This post is a good example of why jazz critics are valuable - if Fred hadn't written the note, I never would have heard of the album. As jazz ends up more and more on small labels, we need curators, people who can point us in the direction of interesting stuff. Thanks Fred. (Also, cdbaby had it here in two days - excellent!)
The Ryan Keberle Double Quartet's Heavy Dreaming
At 29, Keberle (pronounced KEB-er-lee) plays trombone in two of the best big bands out there, Maria Schneider’s Jazz Orchestra and Darcy James Argue’s Secret Society, and he seems to have picked up some pieces of technique from both: Argue’s knack for weaving rhythms within rhythms into a seamless web; Schneider’s way with lushly stacked harmonies and melodic lines that crest, flow, and (trickiest of all) develop.
The Double Quartet consists of a conventional trombone quartet (backed by piano, bass, and drums), augmented by a brass quartet (trumpet, a 2nd trombone, French horn, and tuba).

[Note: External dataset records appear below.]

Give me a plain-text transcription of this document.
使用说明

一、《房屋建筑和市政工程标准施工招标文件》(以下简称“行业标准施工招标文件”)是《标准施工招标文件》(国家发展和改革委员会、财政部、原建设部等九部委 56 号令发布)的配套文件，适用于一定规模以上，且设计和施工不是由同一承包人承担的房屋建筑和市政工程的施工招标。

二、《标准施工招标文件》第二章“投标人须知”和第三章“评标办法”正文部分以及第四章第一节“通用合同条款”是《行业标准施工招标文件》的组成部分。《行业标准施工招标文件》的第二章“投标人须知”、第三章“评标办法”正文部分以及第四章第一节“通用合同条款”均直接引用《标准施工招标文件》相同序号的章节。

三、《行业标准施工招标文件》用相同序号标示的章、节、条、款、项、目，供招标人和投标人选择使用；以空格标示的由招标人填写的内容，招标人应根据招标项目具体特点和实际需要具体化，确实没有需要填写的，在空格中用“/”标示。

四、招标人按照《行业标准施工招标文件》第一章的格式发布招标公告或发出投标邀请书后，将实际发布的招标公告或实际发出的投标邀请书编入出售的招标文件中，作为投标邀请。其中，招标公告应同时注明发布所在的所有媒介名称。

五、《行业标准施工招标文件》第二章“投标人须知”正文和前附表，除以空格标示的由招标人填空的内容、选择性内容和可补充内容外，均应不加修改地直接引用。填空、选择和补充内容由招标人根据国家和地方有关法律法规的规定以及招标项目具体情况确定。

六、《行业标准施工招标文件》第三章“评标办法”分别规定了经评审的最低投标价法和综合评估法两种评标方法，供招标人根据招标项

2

It’s a rich, warm sound—and a tight ensemble too, including Frank Kimbrough on piano, John Clark on horn, and Marcus Rojas on tuba.

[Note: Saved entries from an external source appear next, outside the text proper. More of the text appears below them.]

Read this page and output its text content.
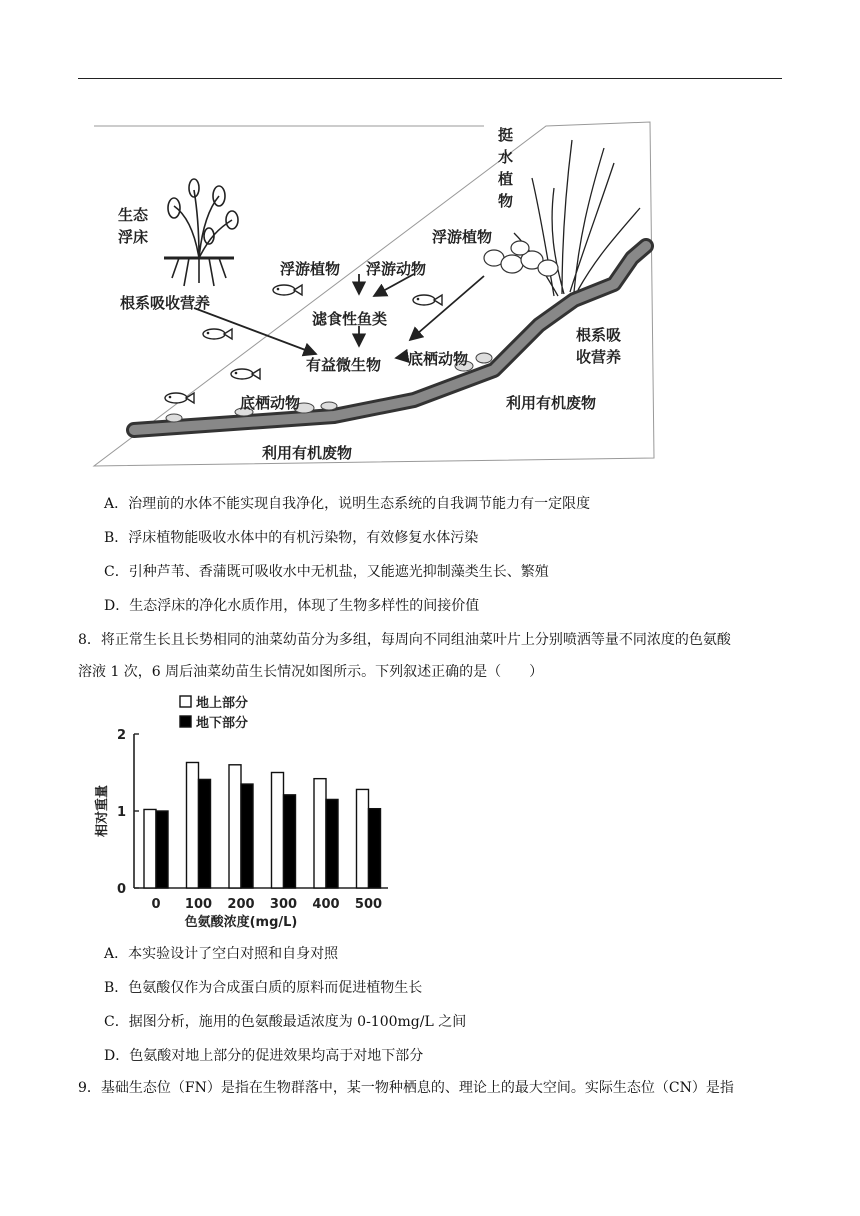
挺
水
植
物
生态
浮床
根系吸收营养
浮游植物 浮游动物
浮游植物
滤食性鱼类
有益微生物 底栖动物
底栖动物
根系吸
收营养
利用有机废物
利用有机废物
A．治理前的水体不能实现自我净化，说明生态系统的自我调节能力有一定限度
B．浮床植物能吸收水体中的有机污染物，有效修复水体污染
C．引种芦苇、香蒲既可吸收水中无机盐，又能遮光抑制藻类生长、繁殖
D．生态浮床的净化水质作用，体现了生物多样性的间接价值
8．将正常生长且长势相同的油菜幼苗分为多组，每周向不同组油菜叶片上分别喷洒等量不同浓度的色氨酸
溶液 1 次，6 周后油菜幼苗生长情况如图所示。下列叙述正确的是（　　）
0
1
2
相对重量
0 100 200 300 400 500
色氨酸浓度(mg/L)
地上部分
地下部分
A．本实验设计了空白对照和自身对照
B．色氨酸仅作为合成蛋白质的原料而促进植物生长
C．据图分析，施用的色氨酸最适浓度为 0-100mg/L 之间
D．色氨酸对地上部分的促进效果均高于对地下部分
9．基础生态位（FN）是指在生物群落中，某一物种栖息的、理论上的最大空间。实际生态位（CN）是指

Keberle plays with an indigo tone and insouciantly sinuous phrasing. As Darcy James Argue writes in the liner notes, he’s the rare trombonist who doesn’t emulate a be-bop tenor saxophonist; he writes around the character of his own horn, deepening its resonances, molding its limits into strengths.
The album was recorded by Mike Marciano at Brooklyn’s Systems Two studios, and sounds as vivid and lively as most of his work.